I wanted to lead with the Paderborn comeback because you mostly already heard about the return of Borussia Dortmund, who did not let Elkin Soto’s goal in the opening minute of the Friday night match put a permanent damper on Marco Reus night, when the stadium was full of love for their star winger who had signed a contract extension earlier in the week, despite months of rumors of his preparing to depart of any of a number of European big shots (yes, including Bayern, of course).
Mainz’s first-minute goal held up to halftime, despite a barrage of Dortmund chances, which is reminiscent of the BVB struggles this year: plenty of pressure, but no goals.
But the second half was more reminiscent of the Dortmund of the last few years, which may signal that the move of the BVB away from the relegation zone everyone has simply assumed would come has finally begun. Nevin Subotic got the party started, Nuri Sahin put the cap on the matter, and Reus was in the middle of the other two, scoring one and delivering a gorgeous long,curling pass to Pierre-Emerick Aubameyang for the other.
With just one win from their last thirteen, the FSV Mainz no longer enjoys a cushion they had built with their eight-match unbeaten run to open the season and are now ahead of Dortmund on goal-differential alone and only a point ahead of two of the three squads in the relegation zone.

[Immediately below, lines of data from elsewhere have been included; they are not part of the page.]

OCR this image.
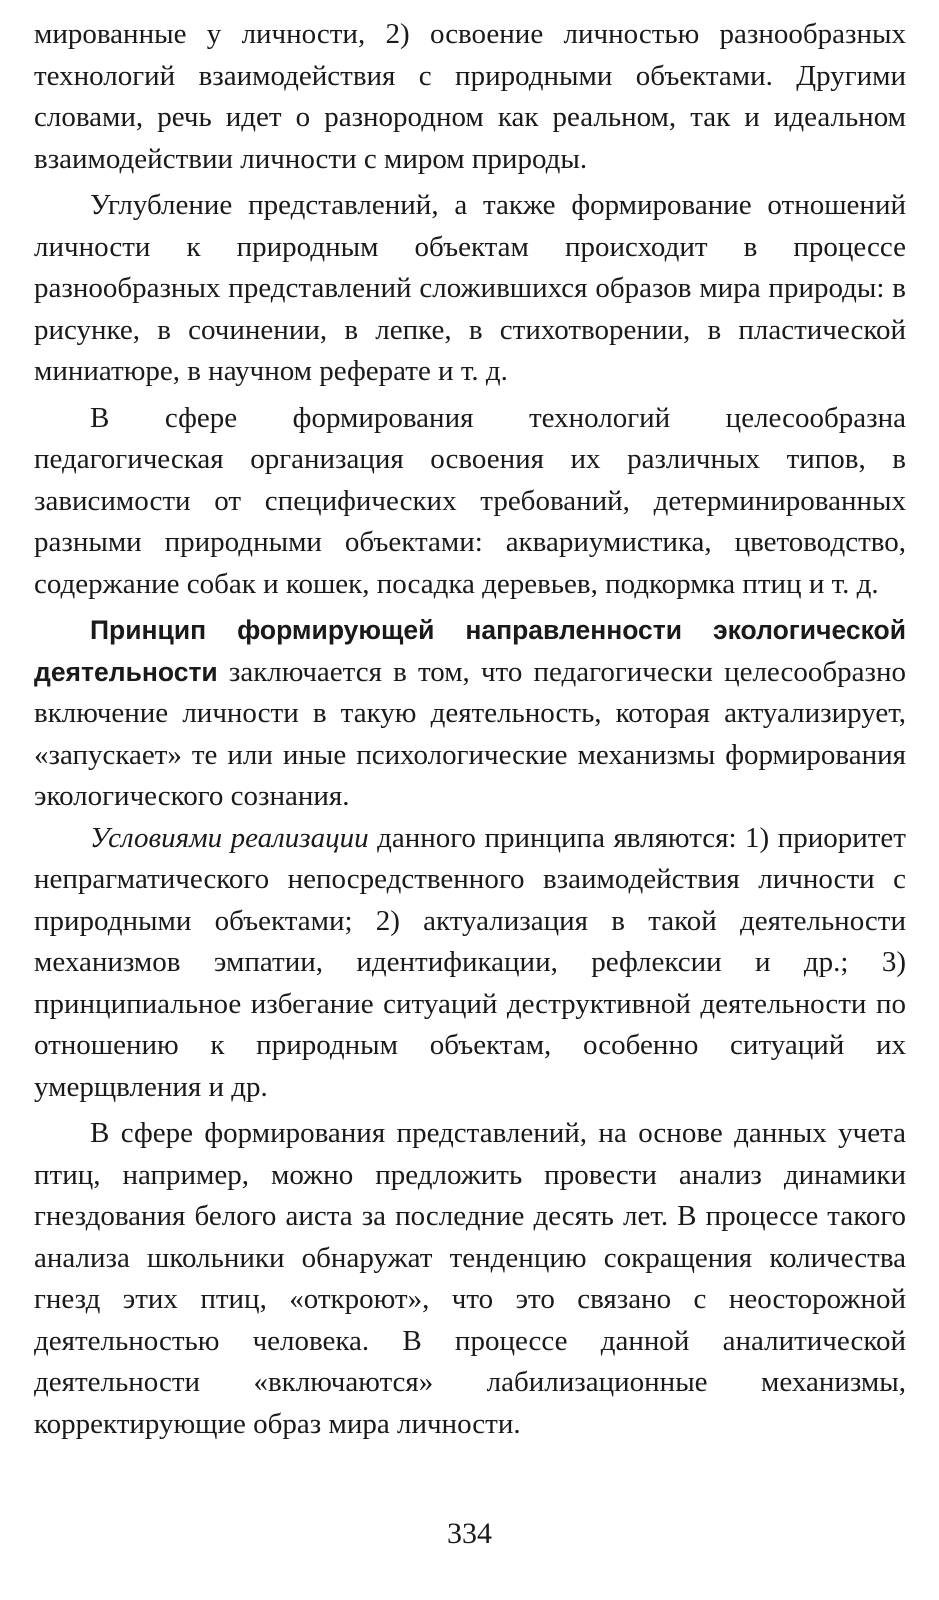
мированные у личности, 2) освоение личностью разнообразных технологий взаимодействия с природными объектами. Другими словами, речь идет о разнородном как реальном, так и идеальном взаимодействии личности с миром природы.

Углубление представлений, а также формирование отношений личности к природным объектам происходит в процессе разнообразных представлений сложившихся образов мира природы: в рисунке, в сочинении, в лепке, в стихотворении, в пластической миниатюре, в научном реферате и т. д.

В сфере формирования технологий целесообразна педагогическая организация освоения их различных типов, в зависимости от специфических требований, детерминированных разными природными объектами: аквариумистика, цветоводство, содержание собак и кошек, посадка деревьев, подкормка птиц и т. д.

Принцип формирующей направленности экологической деятельности заключается в том, что педагогически целесообразно включение личности в такую деятельность, которая актуализирует, «запускает» те или иные психологические механизмы формирования экологического сознания.

Условиями реализации данного принципа являются: 1) приоритет непрагматического непосредственного взаимодействия личности с природными объектами; 2) актуализация в такой деятельности механизмов эмпатии, идентификации, рефлексии и др.; 3) принципиальное избегание ситуаций деструктивной деятельности по отношению к природным объектам, особенно ситуаций их умерщвления и др.

В сфере формирования представлений, на основе данных учета птиц, например, можно предложить провести анализ динамики гнездования белого аиста за последние десять лет. В процессе такого анализа школьники обнаружат тенденцию сокращения количества гнезд этих птиц, «откроют», что это связано с неосторожной деятельностью человека. В процессе данной аналитической деятельности «включаются» лабилизационные механизмы, корректирующие образ мира личности.

334
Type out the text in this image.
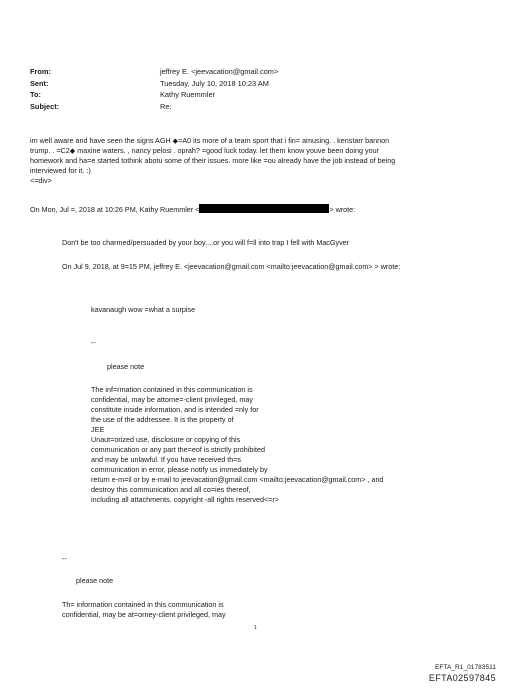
From:	jeffrey E. <jeevacation@gmail.com>
Sent:	Tuesday, July 10, 2018 10:23 AM
To:	Kathy Ruemmler
Subject:	Re:
im well aware and have seen the signs AGH ◆=A0 its more of a team sport that i fin= amusing. . kenstarr bannon
trump. . =C2◆ maxine waters. , nancy pelosi . oprah? =good luck today. let them know youve been doing your
homework and ha=e started tothink abotu some of their issues. more like =ou already have the job instead of being
interviewed for it. :)
<=div>
On Mon, Jul =, 2018 at 10:26 PM, Kathy Ruemmler <	> wrote:
Don't be too charmed/persuaded by your boy....or you will f=ll into trap I fell with MacGyver
On Jul 9, 2018, at 9=15 PM, jeffrey E. <jeevacation@gmail.com <mailto:jeevacation@gmail.com> > wrote:
kavanaugh wow =what a surpise
--
please note
The inf=rmation contained in this communication is
confidential, may be attorne=-client privileged, may
constitute inside information, and is intended =nly for
the use of the addressee. It is the property of
JEE
Unaut=orized use, disclosure or copying of this
communication or any part the=eof is strictly prohibited
and may be unlawful. If you have received th=s
communication in error, please notify us immediately by
return e-m=il or by e-mail to jeevacation@gmail.com <mailto:jeevacation@gmail.com> , and
destroy this communication and all co=ies thereof,
including all attachments. copyright -all rights reserved<=r>
--
please note
Th= information contained in this communication is
confidential, may be at=orney-client privileged, may
1
EFTA_R1_01783511
EFTA02597845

Such circumstances often lead to coaches being fired, which became the case with Kaspar Hjulmund who was dismissed by FSV Mainz Monday morning.
WAIT! I can’t forget mighty Werder Bremen
No last-minute goals.
No gaudy score lines.
Just quality football.
That was what Werder Bremen and FC Augsburg combined to provide Saturday in Werder’s 3:2 win.
It was 3:1 at the half with Werder continuing the form that has them now victors in five consecutive. Tobias Werner made the final score close at the 79th minute, but an otherwise even contest simply seemed to be rolling Werder’s way, further erasing memory of the hapless squad that began the season under Robin Dutt and further raising the star of Viktor Skripnik.
Similar to the Reus-fest in Dortmund, fans were pleased to see Zlatko Junuzovic arrive to the match as a newly extended player, rather than the man with an expiring contract. As a celebratory gift, ‘Juno’ assisted on the 1:0 from a free kick, finding Assanyi Lukimya in front of Augsburg’s goal. The Swiss star found another defender, Theodor Gebre Selassie, from a corner kick for the 3:1.
The first loss in five for the FCA saw the outsiders fall out of the Champions League spot they’d held for a few weeks, though Markus Weinzierl’s crew still is positioned and looks ready to finish the season as maybe the biggest surprise story in the league . . . assuming Werder doesn’t somehow win all their remaining matches. They have to lose again, surely, don’t they?